Art History Research Seminar: ‘Curating the Moon’ with Dr Melanie Vandenbrouck, Curator of Art at the Royal Museums Greenwich
In 2019, Dr Melanie Vandenbrouck, Curator of Art at the Royal Museums Greenwich, curated two major exhibitions, The Moon at the Royal Museums Greenwich and Moonlight at the Hasselblad Foundation, Gothenburg. On the 4th March, we were fortunate enough to have Dr Vandenbrouck present to us at NCH on what it was like curating these exhibitions.
The exhibitions themselves dealt with our ‘emotional investment’ in the moon, as the closest and most visible object in the night sky. Dr Vandenbrouck wanted the Greenwich exhibition to convey that whilst the moon is no longer an unreachable entity, the same technological advances that have brought Earth’s natural satellite nearer to us may also have dimmed some of its appeal. Likewise, if for millennia, people have relied on the moon for such activities as harvest, timekeeping or rituals, in our increasingly floodlit world, our more personal understanding of the moon is at risk of being lost.
The exhibition at Greenwich comprised over 180 objects, spanning 2,500 years. From the earliest item, a Mesopotamian tablet from 172 BCE that showed how the lunar eclipses were considered bad omens, all the way to a papier-mâché space helmet made by an eight-year-old in 1969 according to Blue Peter’s instructions. The latter was a particular highlight for generations that remembered the ‘Space Race’ that began in 1955.

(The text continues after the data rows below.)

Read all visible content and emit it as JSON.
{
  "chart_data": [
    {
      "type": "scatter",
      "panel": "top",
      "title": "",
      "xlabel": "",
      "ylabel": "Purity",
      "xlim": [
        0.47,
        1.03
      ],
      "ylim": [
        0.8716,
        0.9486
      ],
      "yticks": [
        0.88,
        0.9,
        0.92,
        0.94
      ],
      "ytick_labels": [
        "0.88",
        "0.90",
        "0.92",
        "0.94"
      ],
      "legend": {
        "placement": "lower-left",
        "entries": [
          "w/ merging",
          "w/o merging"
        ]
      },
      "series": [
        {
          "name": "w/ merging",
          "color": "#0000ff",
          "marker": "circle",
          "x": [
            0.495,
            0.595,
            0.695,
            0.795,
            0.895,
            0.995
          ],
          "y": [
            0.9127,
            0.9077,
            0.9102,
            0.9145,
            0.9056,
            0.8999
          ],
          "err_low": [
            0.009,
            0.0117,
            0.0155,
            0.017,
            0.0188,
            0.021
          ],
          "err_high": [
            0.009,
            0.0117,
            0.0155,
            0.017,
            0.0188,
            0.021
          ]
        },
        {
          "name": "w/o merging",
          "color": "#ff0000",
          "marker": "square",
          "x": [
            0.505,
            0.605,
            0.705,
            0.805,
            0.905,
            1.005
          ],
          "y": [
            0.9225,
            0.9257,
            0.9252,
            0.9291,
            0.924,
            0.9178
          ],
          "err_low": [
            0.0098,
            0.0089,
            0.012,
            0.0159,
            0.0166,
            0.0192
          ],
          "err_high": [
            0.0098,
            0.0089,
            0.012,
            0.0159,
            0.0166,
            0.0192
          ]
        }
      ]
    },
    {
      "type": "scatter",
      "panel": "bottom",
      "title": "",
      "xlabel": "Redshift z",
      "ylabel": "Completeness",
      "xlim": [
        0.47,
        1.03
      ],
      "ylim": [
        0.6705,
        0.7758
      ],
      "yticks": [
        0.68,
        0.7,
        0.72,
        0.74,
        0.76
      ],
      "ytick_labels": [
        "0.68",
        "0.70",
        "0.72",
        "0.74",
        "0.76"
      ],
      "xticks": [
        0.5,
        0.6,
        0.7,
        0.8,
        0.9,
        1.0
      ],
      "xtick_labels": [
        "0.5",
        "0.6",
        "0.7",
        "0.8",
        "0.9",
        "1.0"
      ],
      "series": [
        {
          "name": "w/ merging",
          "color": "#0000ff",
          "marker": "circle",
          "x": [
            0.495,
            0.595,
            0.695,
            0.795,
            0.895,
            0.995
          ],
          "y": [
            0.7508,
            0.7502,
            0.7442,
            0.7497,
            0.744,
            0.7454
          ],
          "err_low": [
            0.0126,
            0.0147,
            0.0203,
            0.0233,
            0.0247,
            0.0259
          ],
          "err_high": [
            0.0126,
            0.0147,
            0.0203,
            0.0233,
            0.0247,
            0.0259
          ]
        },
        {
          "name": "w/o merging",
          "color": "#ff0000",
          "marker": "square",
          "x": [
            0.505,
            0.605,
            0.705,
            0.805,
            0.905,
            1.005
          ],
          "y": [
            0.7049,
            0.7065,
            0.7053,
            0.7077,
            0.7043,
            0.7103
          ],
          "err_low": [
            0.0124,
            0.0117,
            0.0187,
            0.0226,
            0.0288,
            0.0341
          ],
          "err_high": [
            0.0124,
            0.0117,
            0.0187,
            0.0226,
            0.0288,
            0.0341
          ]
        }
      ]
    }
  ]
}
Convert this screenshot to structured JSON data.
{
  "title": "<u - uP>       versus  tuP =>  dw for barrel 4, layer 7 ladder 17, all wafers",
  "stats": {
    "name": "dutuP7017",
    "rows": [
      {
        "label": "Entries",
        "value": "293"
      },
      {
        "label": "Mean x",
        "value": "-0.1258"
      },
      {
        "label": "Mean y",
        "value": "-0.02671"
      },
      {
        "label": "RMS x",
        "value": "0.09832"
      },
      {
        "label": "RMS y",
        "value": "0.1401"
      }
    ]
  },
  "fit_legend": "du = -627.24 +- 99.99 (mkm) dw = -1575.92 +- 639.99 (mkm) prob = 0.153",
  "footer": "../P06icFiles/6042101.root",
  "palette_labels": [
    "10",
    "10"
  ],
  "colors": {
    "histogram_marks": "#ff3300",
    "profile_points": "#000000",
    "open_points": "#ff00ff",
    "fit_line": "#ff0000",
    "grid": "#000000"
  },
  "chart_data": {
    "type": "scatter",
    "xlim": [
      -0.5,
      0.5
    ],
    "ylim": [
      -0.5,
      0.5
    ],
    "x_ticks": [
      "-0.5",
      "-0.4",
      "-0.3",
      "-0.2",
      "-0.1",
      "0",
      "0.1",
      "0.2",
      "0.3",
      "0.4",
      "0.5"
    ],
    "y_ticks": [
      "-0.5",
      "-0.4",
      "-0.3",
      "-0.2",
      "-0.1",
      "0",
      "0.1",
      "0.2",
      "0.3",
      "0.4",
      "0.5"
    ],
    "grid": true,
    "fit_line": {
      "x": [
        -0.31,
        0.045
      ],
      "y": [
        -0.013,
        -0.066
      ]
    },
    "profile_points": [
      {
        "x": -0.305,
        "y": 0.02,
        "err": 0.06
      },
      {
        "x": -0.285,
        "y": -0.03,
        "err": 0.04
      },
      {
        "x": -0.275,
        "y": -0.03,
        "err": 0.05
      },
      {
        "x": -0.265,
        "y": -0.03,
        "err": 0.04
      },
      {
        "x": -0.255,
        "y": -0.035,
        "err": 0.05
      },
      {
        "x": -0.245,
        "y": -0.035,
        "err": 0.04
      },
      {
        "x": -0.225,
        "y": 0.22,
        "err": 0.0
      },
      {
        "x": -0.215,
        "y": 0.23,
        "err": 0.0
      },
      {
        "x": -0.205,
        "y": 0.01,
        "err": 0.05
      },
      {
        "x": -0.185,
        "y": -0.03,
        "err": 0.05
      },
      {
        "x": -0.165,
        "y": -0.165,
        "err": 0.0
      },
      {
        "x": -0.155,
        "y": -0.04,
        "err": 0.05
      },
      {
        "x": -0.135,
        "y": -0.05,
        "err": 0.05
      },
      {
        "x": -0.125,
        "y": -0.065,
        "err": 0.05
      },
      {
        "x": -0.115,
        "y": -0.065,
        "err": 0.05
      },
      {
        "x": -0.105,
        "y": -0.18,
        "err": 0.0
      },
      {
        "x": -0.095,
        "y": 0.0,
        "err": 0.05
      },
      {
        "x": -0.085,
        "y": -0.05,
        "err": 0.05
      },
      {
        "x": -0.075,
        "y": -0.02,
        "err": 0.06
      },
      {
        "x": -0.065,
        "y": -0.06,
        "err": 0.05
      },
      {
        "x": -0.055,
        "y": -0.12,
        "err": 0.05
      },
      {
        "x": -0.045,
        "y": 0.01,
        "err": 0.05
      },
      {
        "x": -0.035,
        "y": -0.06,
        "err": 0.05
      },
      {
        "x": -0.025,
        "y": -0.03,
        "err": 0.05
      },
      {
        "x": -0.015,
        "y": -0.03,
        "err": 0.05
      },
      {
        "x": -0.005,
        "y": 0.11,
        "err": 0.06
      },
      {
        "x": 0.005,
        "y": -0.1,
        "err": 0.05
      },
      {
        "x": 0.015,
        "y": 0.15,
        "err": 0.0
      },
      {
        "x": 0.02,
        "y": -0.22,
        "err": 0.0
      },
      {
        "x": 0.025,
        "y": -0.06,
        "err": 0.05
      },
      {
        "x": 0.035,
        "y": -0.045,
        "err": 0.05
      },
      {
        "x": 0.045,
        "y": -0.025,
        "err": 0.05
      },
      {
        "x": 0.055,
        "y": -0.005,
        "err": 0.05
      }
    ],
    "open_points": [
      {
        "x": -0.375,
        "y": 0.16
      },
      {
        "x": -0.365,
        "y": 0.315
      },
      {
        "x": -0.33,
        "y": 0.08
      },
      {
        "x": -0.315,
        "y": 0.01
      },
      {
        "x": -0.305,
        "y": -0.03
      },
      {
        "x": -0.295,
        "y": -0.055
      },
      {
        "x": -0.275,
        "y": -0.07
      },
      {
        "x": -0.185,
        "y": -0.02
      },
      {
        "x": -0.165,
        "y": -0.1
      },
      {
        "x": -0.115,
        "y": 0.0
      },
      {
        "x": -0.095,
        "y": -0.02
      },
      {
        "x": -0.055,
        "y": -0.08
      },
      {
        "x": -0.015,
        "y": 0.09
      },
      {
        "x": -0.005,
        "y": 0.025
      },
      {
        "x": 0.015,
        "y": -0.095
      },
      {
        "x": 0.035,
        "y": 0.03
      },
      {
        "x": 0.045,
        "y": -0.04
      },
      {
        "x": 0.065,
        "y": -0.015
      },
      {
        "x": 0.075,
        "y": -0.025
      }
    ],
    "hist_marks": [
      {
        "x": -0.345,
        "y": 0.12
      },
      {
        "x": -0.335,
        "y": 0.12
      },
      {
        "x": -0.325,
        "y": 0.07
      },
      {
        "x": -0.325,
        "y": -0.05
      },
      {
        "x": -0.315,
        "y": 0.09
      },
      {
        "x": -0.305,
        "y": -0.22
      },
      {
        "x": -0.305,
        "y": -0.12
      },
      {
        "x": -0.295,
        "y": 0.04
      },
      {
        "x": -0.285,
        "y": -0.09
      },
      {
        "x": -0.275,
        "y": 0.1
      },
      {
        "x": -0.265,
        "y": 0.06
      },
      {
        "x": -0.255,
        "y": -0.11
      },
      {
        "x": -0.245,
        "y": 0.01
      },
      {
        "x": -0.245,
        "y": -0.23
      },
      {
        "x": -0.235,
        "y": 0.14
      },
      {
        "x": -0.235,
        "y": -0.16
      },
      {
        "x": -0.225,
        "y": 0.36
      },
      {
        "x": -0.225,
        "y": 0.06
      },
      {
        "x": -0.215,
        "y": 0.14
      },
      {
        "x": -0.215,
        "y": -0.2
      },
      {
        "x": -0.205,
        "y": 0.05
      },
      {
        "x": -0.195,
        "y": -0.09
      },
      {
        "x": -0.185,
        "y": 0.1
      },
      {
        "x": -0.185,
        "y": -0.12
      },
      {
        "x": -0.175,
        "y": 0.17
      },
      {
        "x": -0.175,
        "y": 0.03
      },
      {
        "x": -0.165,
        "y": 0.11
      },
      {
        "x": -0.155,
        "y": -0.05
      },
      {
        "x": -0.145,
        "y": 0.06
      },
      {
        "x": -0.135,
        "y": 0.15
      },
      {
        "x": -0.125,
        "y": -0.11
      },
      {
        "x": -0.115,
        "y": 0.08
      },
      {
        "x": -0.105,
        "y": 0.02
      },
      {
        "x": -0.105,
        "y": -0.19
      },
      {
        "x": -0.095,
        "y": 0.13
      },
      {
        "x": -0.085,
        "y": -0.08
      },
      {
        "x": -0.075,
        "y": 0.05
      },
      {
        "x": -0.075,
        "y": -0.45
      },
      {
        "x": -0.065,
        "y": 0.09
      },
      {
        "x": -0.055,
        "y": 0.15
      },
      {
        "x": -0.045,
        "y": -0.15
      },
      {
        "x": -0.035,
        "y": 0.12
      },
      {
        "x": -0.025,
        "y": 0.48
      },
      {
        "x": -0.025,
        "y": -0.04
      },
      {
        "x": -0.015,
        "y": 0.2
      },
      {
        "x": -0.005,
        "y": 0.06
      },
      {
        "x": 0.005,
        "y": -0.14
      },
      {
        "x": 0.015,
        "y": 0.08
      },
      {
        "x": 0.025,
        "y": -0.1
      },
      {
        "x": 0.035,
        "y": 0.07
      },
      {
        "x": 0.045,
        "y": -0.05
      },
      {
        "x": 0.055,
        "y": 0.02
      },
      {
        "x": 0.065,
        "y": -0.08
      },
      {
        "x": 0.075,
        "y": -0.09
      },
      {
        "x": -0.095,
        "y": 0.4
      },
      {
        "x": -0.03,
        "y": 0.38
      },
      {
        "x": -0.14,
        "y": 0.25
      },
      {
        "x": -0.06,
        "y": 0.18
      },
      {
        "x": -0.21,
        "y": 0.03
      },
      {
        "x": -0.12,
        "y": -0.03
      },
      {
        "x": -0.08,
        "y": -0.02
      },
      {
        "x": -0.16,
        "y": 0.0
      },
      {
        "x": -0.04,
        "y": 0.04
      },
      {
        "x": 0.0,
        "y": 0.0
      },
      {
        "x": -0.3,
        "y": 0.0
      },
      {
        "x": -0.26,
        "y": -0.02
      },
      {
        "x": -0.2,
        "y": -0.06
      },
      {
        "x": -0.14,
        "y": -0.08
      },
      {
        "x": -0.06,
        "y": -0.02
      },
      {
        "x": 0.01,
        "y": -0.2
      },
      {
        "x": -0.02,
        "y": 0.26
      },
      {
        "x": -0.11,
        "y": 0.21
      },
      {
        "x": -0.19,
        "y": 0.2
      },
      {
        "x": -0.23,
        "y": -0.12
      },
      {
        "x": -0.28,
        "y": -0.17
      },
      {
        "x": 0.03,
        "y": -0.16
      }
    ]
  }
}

The exhibition also dealt with how artists have conveyed personal connections to the moon. William Blake’s 1793 etching I want! I want! concisely conveyed the thrill and anticipation of trying to reach the unreachable. Similarly, the work of contemporary artists such as Leonid Tishkov’s photo series Private Moon spoke to our intimate relationship with our ‘cosmic companion’.
Dr Vandenbrouck ended her talk by telling us about the emotional reactions of the crew members of Apollo 8, as they witnessed an ‘earthrise’ (the moment the Earth climbs over the Moon’s horizon) with human eyes for the first time on 24 December 1968. As Bill Anders, the astronaut who captured this in a famous photograph said, ‘We came all this way to explore the Moon, and the most important thing is that we discovered the Earth.’ His Earthrise picture has been credited as kick- starting the environmental movement. Then and most poignantly now, Earthrise reinforces not only the beauty, but also the fragility of our planet. Stressing the severity of the present climate crisis, Dr Vandenbrouck concluded her lecture by asking us: ‘Fifty years on, what have we done?’